Caphy peed several times on the short walk toward the glossy wood door made of rustic pine. When I tugged on her leash to get her going, she happily bounded forward, a big smile on her wide face. She loved nothing more than an adventure, and I could only guess that the woods where the Johnstons lived was rife with the scents of a variety of wild critters.
The pibl was in canine heaven.
The doorbell rang out in bell-like tones through the big house. Caphy bounced
excitedly around the porch as footsteps started toward us, and I gave her leash a tug to settle her.
My pitty dutifully stilled, standing next to me with her gaze locked on the door, vibrating. She tilted her head when the lock was turned, and the door started to open.
I found myself looking into the softly pretty face of Belle Johnston. She looked much the way I remembered her, but younger than I’d thought.

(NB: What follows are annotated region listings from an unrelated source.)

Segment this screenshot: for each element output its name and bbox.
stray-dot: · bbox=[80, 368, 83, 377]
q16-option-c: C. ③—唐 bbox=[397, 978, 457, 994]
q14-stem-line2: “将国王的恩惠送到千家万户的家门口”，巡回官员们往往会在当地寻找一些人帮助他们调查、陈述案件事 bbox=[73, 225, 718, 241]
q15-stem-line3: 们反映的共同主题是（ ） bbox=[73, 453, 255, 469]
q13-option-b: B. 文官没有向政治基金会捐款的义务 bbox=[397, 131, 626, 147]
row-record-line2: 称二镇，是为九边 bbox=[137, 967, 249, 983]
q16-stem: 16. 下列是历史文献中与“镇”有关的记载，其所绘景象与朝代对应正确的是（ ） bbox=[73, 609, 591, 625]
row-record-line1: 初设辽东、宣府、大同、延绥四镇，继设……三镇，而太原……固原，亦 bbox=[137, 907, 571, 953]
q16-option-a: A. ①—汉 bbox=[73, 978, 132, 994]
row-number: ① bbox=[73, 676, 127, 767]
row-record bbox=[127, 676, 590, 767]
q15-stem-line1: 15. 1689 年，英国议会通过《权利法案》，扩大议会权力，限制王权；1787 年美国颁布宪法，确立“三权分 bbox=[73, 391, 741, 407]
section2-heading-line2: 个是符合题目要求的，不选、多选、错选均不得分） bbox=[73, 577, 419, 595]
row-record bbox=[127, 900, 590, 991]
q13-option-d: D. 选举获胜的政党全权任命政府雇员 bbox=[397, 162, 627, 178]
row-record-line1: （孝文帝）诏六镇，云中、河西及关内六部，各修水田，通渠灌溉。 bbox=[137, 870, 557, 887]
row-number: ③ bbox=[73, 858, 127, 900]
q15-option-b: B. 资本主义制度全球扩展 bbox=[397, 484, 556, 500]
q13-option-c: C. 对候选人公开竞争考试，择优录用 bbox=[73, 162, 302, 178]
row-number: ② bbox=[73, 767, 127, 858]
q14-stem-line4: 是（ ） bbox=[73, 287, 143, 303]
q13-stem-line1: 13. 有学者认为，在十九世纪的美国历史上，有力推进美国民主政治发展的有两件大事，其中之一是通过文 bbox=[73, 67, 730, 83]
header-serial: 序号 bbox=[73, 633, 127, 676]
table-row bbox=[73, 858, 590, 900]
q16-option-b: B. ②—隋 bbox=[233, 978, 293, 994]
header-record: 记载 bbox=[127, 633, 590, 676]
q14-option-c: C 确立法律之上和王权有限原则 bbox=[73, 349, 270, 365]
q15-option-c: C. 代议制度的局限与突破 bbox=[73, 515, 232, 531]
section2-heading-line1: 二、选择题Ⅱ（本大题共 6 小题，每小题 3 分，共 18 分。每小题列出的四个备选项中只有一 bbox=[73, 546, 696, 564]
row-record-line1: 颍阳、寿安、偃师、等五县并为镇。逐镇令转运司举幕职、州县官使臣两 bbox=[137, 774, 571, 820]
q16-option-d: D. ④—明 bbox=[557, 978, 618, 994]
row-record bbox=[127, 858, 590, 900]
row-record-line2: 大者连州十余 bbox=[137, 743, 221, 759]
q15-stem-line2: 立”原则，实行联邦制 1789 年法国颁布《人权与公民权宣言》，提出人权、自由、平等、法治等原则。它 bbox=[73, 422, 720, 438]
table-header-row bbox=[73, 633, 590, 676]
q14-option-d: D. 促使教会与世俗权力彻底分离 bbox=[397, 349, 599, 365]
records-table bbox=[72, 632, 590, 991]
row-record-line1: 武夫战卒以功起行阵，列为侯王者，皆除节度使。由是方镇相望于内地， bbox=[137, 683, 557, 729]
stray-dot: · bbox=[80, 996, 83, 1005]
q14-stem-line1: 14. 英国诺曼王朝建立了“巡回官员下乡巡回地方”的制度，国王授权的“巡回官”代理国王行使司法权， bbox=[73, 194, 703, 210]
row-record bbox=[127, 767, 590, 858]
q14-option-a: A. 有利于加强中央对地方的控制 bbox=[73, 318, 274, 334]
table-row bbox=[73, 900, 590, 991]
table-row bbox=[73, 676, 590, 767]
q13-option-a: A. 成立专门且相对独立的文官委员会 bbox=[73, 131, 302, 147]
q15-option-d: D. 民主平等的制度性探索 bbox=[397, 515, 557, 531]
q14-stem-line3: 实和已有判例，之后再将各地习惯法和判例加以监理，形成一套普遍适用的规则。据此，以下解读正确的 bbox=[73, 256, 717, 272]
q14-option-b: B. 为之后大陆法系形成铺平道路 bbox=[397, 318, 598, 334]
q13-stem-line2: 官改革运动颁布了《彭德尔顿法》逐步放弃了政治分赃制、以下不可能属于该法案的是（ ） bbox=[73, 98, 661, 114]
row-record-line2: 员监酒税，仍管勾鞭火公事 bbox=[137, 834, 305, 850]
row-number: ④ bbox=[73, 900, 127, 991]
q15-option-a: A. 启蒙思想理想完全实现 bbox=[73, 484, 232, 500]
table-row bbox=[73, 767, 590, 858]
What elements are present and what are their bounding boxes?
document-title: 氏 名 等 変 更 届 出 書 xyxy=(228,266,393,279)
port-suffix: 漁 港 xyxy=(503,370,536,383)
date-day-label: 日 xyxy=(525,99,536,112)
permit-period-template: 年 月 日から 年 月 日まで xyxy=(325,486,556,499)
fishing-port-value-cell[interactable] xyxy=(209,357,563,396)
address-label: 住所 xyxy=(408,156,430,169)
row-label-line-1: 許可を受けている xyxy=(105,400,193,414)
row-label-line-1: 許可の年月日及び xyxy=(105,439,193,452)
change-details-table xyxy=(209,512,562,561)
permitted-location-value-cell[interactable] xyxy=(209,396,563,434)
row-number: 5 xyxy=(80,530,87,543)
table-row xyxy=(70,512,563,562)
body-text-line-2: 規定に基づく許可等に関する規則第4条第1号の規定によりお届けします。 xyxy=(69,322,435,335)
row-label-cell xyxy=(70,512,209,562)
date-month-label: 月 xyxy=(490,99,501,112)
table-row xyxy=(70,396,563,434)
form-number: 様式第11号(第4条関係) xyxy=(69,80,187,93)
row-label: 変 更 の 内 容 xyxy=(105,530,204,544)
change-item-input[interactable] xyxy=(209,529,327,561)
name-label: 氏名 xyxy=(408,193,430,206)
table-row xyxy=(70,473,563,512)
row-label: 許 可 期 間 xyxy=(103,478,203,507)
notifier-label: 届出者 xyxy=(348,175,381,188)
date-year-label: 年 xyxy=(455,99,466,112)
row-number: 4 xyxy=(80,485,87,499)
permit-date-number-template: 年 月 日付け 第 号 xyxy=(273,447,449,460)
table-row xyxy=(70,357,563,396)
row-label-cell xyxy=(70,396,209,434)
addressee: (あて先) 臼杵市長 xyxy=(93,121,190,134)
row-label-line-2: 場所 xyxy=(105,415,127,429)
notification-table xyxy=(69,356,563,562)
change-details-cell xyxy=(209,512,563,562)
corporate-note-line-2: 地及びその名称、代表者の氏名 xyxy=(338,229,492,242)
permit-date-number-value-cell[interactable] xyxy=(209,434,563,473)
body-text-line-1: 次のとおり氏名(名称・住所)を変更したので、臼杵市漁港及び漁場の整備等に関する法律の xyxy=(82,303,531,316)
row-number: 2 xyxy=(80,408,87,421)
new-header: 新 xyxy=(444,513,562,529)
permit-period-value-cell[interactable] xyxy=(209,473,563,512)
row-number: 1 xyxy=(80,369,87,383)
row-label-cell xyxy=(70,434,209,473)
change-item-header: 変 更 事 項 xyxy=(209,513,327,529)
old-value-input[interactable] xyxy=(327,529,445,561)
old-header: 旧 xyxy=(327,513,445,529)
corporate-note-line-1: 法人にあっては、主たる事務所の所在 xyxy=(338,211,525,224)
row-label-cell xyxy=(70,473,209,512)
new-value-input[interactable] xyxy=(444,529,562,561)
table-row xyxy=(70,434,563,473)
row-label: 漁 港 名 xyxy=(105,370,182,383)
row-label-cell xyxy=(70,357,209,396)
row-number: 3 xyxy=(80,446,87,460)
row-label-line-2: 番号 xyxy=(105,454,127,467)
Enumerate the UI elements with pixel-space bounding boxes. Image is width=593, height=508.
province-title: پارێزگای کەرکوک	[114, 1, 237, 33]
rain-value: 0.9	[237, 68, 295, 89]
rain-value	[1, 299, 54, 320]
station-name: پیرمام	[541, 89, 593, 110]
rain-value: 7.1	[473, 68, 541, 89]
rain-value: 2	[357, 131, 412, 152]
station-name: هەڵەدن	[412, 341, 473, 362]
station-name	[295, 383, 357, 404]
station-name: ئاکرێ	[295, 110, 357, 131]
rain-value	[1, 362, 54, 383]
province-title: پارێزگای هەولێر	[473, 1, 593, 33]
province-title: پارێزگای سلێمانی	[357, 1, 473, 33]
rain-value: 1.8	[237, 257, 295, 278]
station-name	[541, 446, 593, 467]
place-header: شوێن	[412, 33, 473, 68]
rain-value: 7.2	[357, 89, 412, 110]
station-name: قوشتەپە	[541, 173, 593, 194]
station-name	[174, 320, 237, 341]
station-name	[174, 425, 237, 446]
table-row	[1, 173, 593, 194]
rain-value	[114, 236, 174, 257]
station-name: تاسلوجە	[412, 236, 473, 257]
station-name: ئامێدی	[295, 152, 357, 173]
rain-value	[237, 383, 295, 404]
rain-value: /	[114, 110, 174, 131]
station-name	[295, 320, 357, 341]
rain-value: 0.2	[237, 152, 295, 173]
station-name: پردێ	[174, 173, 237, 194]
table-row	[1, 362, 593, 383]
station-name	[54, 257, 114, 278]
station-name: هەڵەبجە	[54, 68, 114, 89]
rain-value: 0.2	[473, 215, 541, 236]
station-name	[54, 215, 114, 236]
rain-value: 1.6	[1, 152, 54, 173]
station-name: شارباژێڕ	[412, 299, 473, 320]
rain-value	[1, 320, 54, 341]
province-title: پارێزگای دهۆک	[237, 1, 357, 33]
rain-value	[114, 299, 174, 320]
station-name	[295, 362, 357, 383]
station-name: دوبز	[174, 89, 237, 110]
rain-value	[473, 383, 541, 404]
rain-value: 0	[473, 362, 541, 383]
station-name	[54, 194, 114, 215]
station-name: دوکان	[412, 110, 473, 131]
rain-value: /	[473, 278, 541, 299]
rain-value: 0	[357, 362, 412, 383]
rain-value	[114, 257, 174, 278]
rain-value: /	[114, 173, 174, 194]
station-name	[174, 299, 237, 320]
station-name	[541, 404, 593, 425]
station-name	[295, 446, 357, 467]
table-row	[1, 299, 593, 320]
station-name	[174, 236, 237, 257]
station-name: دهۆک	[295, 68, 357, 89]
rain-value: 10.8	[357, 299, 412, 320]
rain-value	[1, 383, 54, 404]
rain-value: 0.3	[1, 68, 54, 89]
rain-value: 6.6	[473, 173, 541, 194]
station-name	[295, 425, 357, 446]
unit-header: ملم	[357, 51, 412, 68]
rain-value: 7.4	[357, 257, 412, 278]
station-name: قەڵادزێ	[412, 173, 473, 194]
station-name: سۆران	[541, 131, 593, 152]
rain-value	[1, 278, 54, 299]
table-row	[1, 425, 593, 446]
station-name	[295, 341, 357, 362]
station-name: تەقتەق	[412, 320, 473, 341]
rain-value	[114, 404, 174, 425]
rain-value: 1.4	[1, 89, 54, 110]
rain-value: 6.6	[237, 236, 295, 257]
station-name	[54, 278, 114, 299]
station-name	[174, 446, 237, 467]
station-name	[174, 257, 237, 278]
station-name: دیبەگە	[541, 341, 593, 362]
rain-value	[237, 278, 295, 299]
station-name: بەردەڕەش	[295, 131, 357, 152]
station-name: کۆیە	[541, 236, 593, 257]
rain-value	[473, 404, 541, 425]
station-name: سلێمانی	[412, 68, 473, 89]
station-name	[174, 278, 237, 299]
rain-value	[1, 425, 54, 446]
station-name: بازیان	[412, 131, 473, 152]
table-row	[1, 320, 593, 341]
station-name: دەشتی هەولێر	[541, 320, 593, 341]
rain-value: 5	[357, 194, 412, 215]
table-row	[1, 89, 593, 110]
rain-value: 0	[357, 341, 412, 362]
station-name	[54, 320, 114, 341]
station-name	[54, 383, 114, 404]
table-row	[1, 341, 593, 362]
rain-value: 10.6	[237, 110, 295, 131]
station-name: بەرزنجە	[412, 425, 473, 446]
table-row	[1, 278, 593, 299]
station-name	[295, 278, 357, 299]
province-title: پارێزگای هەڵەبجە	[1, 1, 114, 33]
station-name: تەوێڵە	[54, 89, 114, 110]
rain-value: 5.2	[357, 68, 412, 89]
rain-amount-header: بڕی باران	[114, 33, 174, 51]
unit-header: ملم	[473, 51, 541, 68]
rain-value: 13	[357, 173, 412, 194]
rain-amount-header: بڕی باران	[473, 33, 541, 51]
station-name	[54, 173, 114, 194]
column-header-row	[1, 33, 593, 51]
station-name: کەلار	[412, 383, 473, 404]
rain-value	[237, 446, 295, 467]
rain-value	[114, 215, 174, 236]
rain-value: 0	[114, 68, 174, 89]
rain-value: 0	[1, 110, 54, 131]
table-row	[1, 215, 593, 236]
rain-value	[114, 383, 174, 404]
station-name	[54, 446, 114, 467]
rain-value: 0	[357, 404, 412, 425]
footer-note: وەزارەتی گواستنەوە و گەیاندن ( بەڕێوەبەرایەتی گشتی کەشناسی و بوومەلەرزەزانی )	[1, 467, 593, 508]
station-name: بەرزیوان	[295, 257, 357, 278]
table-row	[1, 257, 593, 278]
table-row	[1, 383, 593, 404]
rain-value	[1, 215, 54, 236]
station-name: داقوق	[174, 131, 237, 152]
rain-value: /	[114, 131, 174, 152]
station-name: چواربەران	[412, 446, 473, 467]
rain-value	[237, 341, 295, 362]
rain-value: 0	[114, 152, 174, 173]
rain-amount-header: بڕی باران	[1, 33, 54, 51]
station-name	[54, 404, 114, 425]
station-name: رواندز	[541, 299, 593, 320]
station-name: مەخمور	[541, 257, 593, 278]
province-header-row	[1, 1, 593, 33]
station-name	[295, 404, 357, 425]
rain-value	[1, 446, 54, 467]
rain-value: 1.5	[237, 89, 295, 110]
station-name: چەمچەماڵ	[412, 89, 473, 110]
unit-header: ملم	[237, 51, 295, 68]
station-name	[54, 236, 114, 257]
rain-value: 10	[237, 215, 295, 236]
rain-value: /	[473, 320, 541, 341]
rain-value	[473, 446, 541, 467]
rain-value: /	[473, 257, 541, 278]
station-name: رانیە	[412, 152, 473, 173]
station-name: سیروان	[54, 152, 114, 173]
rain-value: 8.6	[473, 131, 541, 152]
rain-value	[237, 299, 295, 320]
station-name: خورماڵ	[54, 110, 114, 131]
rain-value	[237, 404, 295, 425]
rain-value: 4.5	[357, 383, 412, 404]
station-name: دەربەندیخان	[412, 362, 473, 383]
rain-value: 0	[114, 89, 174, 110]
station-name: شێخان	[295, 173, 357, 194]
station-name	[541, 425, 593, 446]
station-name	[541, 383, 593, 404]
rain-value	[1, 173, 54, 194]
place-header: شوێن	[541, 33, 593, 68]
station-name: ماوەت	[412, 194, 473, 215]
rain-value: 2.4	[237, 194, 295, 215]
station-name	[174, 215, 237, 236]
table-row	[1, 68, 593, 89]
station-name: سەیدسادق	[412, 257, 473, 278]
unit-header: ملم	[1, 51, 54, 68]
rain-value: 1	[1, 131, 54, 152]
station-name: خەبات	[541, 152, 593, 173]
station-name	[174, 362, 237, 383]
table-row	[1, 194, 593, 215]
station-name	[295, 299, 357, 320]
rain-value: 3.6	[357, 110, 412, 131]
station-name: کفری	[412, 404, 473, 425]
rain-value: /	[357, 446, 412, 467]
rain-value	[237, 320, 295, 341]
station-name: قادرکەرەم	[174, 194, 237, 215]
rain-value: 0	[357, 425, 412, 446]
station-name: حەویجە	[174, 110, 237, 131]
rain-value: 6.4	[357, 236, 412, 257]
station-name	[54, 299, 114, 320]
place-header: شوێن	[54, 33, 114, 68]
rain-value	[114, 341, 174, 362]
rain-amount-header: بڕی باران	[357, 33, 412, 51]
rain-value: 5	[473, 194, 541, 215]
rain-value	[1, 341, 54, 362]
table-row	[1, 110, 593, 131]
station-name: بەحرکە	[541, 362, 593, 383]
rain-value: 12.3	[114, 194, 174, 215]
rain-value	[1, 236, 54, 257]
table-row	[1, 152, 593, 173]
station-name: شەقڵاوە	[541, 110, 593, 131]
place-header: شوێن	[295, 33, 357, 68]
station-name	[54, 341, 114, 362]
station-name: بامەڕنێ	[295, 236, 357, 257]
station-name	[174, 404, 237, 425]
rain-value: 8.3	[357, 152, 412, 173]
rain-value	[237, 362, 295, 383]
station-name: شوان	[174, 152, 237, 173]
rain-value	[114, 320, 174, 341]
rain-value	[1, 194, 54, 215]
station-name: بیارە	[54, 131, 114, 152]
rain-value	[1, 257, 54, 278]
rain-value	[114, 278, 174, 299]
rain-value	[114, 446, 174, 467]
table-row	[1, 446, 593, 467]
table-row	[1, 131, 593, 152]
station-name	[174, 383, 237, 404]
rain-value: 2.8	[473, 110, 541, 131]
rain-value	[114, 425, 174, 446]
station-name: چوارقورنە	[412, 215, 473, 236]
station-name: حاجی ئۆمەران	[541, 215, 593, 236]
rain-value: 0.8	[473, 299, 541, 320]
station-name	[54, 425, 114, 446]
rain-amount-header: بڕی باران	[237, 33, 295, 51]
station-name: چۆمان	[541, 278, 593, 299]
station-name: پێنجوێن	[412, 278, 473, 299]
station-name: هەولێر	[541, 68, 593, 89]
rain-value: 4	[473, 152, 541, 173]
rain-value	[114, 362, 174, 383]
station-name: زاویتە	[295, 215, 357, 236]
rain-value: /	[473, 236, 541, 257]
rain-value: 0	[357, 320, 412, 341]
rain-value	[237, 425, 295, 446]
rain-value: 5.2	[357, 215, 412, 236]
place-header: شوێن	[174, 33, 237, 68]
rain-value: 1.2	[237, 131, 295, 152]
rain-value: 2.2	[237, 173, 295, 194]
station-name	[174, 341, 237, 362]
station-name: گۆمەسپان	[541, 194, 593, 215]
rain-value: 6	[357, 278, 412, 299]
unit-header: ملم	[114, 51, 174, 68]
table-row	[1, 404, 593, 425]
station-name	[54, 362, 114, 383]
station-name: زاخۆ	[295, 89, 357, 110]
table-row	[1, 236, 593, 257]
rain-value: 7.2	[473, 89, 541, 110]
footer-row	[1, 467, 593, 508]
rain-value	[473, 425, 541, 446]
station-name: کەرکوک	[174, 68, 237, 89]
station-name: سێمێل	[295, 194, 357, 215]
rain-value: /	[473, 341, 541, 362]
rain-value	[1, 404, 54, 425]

I wondered how much of my perception of the couple was colored by the fact that I’d been so young at the time.
Belle skimmed my dog a quick look and then glanced my way, her eyes lighting with pleasure. “Joey Fulle. How are you?”
I returned the smile she gave me. “I’m just wonderful, Mrs. Johnston. How about yourself?”
She nodded briskly. “Life is beautiful. Come inside, dear. I think I’ve got some freshly baked cookies left.”
My mouth watered at the suggestion. So much for still being full from lunch.
“Would you like coffee? Tea? Or maybe a big glass of milk?” Her expression was friendly and somehow familiar. I had a feeling she was remembering me as I’d been when I was eight years old, and she used to bring platters of homemade peanut butter cookies to the Auction house when Mr. Johnston came to buy equipment.
She led me through the open, brightly rustic great room. I marveled at the floor-to-ceiling fireplace of rock, enjoying the homey crackle of a vibrant fire.
The room was cheerful under the effects of the sunlight pouring through the wall of glass, and filled with the slightly smoky scent of the burning wood. An elegant baby grand piano claimed a spot in front of the impressive window.
“I’d love some milk. I don’t dare drink anything with caffeine in it this late in the day.” I glanced around the big, warm room. “Is Mr. Johnston around?”
“I’m afraid not. He had some errands to run in town. He’ll be so sorry he missed you.
I followed her into a well-lit, oversized kitchen, and she motioned toward the table. “Have a seat, dear.”
Caphy danced impatiently as I sat, and Belle bent to scratch her beneath her fleshy chin. “Hello, there beautiful. How are you today?”